1,35 Milliarden US-Dollar für venezolanische Flüchtlinge, MigrantInnen und Aufnahmeländer benötigt

UNHCR und IOM haben gemeinsam einen neuen Regionalplan für venezolanische Flüchtlinge und MigrantInnen gestartet, der auch ihre Aufnahmeländer weiter unterstützen soll.

UNHCR und IOM haben gemeinsam einen neuen Regionalplan für venezolanische Flüchtlinge und MigrantInnen gestartet, der auch ihre Aufnahmeländer weiter unterstützen soll.

UNHCR und IOM (Internationale Organisation für Migration) starten einen Regionalplan in Höhe von 1,35 Milliarden US-Dollar, um den wachsenden humanitären Bedürfnissen venezolanischer Flüchtlinge und MigrantInnen in Lateinamerika und der Karibik sowie den Aufnahmegemeinschaften gerecht zu werden.

Mit Stand von Anfang November 2019 gibt es weltweit rund 4,6 Millionen Flüchtlinge und MigrantInnen aus Venezuela. Fast 80 Prozent befinden sich in lateinamerikanischen und karibischen Ländern – ohne Aussicht auf eine kurz- bis mittelfristige Rückkehr. Wenn sich der aktuelle Trend fortsetzt, könnten sich bis Ende 2020 6,5 Millionen VenezolanerInnen ausserhalb ihres Landes befinden.
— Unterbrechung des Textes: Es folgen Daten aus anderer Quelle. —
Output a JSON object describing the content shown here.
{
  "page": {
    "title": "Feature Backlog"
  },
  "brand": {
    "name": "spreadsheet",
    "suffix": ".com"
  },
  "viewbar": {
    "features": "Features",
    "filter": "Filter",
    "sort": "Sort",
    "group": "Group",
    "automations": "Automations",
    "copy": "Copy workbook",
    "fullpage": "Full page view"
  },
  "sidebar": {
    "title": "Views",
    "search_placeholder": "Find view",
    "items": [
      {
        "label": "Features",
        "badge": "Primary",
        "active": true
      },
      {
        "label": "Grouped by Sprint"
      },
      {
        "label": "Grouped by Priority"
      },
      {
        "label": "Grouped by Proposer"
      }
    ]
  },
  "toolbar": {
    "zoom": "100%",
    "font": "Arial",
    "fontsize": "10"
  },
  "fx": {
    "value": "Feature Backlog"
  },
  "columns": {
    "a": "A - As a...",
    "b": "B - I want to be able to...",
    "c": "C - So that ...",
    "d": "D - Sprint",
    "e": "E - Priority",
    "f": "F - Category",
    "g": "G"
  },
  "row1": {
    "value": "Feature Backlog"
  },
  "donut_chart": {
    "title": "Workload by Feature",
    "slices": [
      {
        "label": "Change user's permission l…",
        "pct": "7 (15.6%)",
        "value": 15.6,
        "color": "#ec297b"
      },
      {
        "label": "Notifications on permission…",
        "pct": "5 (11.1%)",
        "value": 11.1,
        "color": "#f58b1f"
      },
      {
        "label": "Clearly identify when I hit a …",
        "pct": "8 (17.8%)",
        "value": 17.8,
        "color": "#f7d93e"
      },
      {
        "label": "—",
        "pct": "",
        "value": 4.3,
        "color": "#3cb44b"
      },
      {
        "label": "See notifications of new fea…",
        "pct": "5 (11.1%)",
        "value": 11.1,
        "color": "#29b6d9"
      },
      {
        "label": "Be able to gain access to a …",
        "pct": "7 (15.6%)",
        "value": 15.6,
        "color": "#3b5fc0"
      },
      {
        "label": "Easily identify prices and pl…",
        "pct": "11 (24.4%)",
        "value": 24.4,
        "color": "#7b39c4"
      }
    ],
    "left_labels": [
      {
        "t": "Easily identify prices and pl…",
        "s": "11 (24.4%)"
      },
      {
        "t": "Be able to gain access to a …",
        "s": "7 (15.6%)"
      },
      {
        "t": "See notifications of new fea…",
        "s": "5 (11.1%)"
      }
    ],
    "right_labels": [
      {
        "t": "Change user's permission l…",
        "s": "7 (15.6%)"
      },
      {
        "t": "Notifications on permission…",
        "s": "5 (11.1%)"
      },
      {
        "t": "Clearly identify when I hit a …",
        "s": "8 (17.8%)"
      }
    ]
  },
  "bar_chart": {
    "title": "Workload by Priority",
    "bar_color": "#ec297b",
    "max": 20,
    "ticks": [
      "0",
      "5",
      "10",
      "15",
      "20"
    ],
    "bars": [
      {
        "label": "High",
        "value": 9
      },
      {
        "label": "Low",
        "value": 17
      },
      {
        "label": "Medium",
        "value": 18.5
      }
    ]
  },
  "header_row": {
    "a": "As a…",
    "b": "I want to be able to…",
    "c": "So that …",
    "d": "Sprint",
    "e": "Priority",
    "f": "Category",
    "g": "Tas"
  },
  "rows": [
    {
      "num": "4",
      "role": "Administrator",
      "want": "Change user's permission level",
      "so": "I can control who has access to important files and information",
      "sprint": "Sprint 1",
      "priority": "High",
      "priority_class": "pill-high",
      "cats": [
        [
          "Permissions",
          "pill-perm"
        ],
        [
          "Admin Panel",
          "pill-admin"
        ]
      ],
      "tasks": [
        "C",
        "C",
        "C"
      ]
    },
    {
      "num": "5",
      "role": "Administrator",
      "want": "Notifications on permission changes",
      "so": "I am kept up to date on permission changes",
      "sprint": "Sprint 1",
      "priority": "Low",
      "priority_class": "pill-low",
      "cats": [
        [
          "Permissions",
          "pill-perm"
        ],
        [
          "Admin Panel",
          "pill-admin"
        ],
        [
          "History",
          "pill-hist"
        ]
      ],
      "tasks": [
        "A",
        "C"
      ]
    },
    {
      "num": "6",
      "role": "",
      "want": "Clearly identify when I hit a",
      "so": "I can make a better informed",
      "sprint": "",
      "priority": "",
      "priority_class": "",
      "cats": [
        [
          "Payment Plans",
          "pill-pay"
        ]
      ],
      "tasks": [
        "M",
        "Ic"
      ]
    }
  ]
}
Der 2020 „Regional Refugee and Migrant Response Plan“ (RMRP), der in der kolumbianischen Hauptstadt Bogotá gestartet wird, ist ein Instrument zur Koordinierung und Mittelbeschaffung, das von 137 Organisationen entwickelt und umgesetzt wird. Diese arbeiten in der gesamten Region mit dem Ziel, fast vier Millionen Menschen – darunter venezolanische Flüchtlinge und MigrantInnen sowie Aufnahmegemeinschaften – in 17 Ländern zu erreichen.

Der „Regional Refugee and Migrant Response Plan“ ist das Ergebnis eines umfassenden vor Ort durchgeführten Konsultationsprozesses, an dem sowohl die Regierungen der Aufnahmeländer, die Zivilgesellschaft, religiöse Organisationen als auch lokale Gemeinschaften und PartnerInnen sowie Flüchtlinge und MigrantInnen selbst beteiligt sind.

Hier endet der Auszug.